The headlines are ALREADY happening.

Why should google risk their brand so some grow fast and break things startup can create the next cambridge analytica scandal? They are one big CA type scandal away from being looked at as the next facebook (not a good look).

Just read it again.

To me, it reads like this: Google is going to prevent users from storing users' data elsewhere. As if it's Google's data, not users'. Though with the free tier this as well may in fact be the case :-/

If a 3rd party gets breached with Gmail-sourced data, the headline isn't going to be "No Name plugin breached".

It's going to be "Gmail data breached".

There's that aspect.

I also imagine there is the other side where the third party has crap data security. End users figure that their data is safe with Google and may not consider that there is a third party with their various levels of security.

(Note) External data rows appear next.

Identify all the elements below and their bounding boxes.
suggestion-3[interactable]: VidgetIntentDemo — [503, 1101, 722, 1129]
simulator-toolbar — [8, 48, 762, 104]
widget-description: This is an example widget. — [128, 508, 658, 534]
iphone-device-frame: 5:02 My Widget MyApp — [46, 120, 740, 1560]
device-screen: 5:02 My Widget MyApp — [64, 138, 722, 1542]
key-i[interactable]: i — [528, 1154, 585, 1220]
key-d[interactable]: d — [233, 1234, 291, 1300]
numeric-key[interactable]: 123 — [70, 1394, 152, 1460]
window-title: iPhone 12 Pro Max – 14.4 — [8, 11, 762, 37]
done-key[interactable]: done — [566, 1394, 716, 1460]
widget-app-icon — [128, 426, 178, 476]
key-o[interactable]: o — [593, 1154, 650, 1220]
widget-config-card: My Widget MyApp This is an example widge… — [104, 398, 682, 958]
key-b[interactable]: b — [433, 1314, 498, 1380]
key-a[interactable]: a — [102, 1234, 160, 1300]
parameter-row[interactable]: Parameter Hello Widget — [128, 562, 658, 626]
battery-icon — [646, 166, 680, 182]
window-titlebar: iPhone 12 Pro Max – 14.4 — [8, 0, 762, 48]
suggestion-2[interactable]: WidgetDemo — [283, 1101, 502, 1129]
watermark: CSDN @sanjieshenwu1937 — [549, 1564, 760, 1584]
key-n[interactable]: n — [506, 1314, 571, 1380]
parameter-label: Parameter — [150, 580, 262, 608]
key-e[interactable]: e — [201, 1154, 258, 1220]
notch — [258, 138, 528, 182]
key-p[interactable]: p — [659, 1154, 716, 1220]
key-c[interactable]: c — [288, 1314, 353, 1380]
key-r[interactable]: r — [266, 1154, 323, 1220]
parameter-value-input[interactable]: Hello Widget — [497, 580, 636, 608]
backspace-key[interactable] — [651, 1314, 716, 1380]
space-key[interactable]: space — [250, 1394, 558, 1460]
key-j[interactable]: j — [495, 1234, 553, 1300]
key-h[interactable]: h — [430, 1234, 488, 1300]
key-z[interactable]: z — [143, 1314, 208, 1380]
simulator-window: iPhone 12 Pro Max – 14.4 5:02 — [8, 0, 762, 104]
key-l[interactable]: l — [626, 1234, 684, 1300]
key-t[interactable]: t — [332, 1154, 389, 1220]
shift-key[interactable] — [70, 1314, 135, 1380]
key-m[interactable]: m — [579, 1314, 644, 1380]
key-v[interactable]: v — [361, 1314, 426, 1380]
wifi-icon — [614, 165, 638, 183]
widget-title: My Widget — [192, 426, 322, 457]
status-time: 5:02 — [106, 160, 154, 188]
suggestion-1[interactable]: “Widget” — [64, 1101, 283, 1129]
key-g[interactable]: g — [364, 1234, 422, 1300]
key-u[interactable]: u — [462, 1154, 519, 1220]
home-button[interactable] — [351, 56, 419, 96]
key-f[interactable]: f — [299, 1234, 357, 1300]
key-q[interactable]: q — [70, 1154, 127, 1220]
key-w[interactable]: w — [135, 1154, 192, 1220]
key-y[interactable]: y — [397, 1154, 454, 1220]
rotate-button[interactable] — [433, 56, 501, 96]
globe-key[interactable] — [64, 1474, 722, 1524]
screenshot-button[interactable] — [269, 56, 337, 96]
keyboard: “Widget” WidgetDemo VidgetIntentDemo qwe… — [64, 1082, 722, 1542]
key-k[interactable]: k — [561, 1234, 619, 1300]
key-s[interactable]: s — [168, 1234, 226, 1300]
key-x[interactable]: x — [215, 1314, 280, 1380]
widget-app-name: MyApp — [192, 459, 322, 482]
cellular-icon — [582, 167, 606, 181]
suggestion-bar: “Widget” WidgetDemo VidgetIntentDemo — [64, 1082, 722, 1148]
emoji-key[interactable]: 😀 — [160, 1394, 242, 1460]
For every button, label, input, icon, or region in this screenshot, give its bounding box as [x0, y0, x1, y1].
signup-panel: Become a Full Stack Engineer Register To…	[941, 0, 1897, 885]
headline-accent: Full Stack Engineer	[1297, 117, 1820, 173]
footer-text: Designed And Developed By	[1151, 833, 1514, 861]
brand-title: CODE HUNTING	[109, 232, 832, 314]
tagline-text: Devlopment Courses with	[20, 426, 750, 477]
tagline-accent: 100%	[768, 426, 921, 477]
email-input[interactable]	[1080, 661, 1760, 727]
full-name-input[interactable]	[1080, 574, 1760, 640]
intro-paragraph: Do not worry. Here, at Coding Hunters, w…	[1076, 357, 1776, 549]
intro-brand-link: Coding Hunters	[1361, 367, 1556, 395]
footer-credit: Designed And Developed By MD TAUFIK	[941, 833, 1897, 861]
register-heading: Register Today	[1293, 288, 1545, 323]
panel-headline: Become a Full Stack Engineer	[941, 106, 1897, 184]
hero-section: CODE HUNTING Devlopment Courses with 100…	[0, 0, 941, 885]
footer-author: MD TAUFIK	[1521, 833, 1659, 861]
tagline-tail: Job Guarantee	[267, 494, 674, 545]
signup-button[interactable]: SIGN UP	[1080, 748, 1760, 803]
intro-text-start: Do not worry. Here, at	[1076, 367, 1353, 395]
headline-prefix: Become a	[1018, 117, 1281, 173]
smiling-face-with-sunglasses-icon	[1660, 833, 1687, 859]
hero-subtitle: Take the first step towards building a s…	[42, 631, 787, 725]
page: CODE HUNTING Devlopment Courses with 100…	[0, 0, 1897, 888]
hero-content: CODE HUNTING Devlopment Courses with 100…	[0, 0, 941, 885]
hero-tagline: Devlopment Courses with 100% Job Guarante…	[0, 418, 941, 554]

I can see Google copping a lot of heat should Company X have a data leak and that data was originally gathered from a users Google data store, whether it is justified or not.

Security is the go-to excuse for taking away control from users these days. For those that run Gmail on their own domain this makes 0 sense. They have control over the whole domain, restricting access to Gmail does nothing for security
If you're a paid Google apps customer, these restrictions don't apply.